BRAK will nun Schadensersatz für beAGate gegen Atos GmbH geltend machen
Auf ausdrückliche Nachfrage eines Mitglieds des Rechtsausschusses hat Schäfer bestätigt, dass die BRAK “selbstverständlich” Schadensersatzansprüche geltend macht. Der Deutsche Anwaltverein (DAV) begrüßte das am Mittwoch, forderte aber auch, dass der erlangte Schadenersatz den Rechtsanwälten zugutekommen müsse. “Diese finanzieren schließlich das beA.”
Justus Kommentar:
Es ist erstaunlich, dass sich die BRAK nun auf “Geschäftsgeheimnisse von Atos” beruft um nicht ihre freihändige Vergabe an einen viel zu teuren und offensichtlich unfähigen IT-Dientleister und mangelnde Aufsicht offenlegen zu müssen. Immer wenn so teure Vergaben nicht transparent sind entsteht auch der Verdacht von Eigeninteressen.
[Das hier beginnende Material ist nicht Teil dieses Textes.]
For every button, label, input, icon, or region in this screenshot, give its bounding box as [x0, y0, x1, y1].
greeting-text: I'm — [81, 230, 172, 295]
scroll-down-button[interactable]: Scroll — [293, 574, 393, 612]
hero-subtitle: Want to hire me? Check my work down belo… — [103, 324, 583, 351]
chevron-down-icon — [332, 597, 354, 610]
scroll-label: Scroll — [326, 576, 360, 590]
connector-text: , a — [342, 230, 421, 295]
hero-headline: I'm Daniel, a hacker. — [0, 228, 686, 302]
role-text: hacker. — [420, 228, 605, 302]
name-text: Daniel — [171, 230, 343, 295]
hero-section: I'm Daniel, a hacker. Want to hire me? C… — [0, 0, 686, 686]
Ferner sollte man über Schadenersatzansprüche der Anwaltschaft gegen die BRAK oder Atos nachdenken und nicht über nicht bestehende Ansprüche der BRAK gegen Atos. Denn die BRAK hat keinen Schaden, obwohl sie auf ganzer Linie versagt hat.
Es war sicher falsch, die Bundesrechtsanwaltskammer mit der Einführung des beA zu beauftragen. Als Selbstverwaltungskörperschaft hat sie weder die Erfahrung noch die nötige Kompetenz für ein so komplexes IT- Projekt.
Der Präsident der BRAK Ekkehart Schäfer sollte als Konsequenz jetzt sofort totale Transparenz liefern oder nach dieser üblen Pannenserie abdanken.